Ghostwire: Tokyo è un gioco strano e particolare, lo abbiamo visto fin dai primi trailer, che ci spingevano sempre di più a voler capire i suoi lati oscuri.

Tutto nasce da un progetto di Shinji Mikami, il padre di Resident Evil, sviluppato poi in un videogioco grazie a Bethesda e Tango Gameworks. Iniziato prima dell’acquisizione di Zenimax da parte di Microsoft. Esclusiva console PlayStation 5, ma sarà presente anche su PC. Fin dai primi teaser in computer grafica si cominciavano a respirare le atmosfere di orrore in stile nipponico. Dai trailer successivi si delineava una Tokyo sinistra e piovosa, senza però capire bene quale fosse il gameplay. Nonostante questo, ci risultava molto interessante e volevamo capire di più.

Ghostwire: Tokyo

Dopo l’anteprima di qualche giorno fa, nella quale era incluso una buona parte di gameplay, l’interesse è cresciuto notevolmente.

Dal gameplay risulta che il gioco è davvero originale e divertente, con una visuale in prima persona, molte abilità e diverse tecniche per poter usare gli strani poteri magici.
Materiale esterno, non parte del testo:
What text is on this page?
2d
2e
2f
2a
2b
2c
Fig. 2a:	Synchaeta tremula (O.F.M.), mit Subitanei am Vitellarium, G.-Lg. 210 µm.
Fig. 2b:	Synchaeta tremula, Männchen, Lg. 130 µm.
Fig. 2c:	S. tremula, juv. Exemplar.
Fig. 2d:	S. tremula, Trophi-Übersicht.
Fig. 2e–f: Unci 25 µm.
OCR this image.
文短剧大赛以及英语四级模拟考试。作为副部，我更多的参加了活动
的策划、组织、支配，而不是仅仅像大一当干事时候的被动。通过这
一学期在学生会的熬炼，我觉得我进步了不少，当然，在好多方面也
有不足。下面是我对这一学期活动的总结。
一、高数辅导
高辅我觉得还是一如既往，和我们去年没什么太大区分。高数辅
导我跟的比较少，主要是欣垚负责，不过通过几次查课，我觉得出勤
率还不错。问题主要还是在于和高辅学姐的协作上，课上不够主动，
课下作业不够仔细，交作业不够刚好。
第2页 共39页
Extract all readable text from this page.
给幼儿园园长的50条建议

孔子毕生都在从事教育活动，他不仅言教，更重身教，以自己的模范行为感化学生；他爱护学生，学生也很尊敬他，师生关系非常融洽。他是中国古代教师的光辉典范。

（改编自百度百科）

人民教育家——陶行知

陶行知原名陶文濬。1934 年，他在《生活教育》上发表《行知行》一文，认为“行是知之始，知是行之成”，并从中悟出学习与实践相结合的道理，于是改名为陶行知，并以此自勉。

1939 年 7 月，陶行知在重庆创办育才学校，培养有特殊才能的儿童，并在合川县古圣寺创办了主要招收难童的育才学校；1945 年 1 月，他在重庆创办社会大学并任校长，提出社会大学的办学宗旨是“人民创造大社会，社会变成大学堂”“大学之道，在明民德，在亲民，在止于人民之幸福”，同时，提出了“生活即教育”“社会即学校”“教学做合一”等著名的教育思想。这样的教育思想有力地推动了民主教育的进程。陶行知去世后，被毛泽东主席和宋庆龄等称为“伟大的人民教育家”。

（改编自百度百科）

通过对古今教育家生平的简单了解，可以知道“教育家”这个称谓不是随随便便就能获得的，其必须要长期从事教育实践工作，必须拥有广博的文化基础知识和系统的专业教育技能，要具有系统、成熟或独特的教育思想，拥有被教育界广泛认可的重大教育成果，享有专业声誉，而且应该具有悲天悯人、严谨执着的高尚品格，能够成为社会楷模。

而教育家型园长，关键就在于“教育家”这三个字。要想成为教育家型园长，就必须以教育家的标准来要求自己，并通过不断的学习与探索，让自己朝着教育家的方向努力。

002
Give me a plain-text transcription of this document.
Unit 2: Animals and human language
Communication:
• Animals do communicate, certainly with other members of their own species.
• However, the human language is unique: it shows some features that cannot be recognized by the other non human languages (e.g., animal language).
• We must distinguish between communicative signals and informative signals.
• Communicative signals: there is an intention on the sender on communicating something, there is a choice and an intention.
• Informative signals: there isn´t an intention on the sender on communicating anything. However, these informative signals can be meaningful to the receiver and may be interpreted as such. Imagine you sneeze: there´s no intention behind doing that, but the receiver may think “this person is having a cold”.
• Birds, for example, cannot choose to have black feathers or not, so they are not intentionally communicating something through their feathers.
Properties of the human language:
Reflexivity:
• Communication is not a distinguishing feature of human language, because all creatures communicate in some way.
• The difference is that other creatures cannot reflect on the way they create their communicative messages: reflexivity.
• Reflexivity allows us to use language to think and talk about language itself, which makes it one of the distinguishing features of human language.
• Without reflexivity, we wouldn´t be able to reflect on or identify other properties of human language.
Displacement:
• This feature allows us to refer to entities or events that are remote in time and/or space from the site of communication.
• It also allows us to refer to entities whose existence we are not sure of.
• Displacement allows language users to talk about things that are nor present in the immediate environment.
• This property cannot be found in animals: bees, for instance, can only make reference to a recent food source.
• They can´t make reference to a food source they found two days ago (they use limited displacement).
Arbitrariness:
Questi poteri magici, sembrano attivare vari fili invisibili e bisogna ‘coordinare’ i vari gesti con le due mani per eseguirli. Sarà interessante capire se sono azioni preimpostate, o il risultato di ‘combo’ specifiche (combinazione di tasti). Gli effetti di luce e lo stile ‘neon’ potrebbero essere considerati eccessivi, ma sicuramente un videogioco originale a tinte horror, creato da chi ci ha già dato tante soddisfazioni in questo ambito, sarà davvero interessante provarlo.

Ghostwire: Tokyo

Adatta ad un Visore di Realtà Virtuale?

In conclusione un appunto. I vari ‘nemici’ sono sembrati alquanto ‘lenti’ se vogliamo considerarlo una sorta di FPS e la sensazione generale è che in un eventuale ‘visore VR‘ il gameplay sarebbe perfetto. Sia per l’utilizzo delle mani, che la lentezza dei nemici, che la visione generale, ci ha dato sensazioni tipiche della ‘realtà virtuale’. Un’eventuale versione per un visore VR sarebbe già perfetta da un punto di vista ideologico. Chissà se esiste già una versione per il futuro visore PlayStation VR 2. Anche se Bethesda ormai è di proprietà Microsoft, gli accordi e lo sviluppo iniziarono in una fase ben precedente all’acquisizione.

Ghostwire: Tokyo

A parte questa ‘strampalata’ parentesi, non vediamo l’ora di provare Ghostwire: Tokyo, o comunque vedere le prime impressioni e recensioni di chi ci giocherà.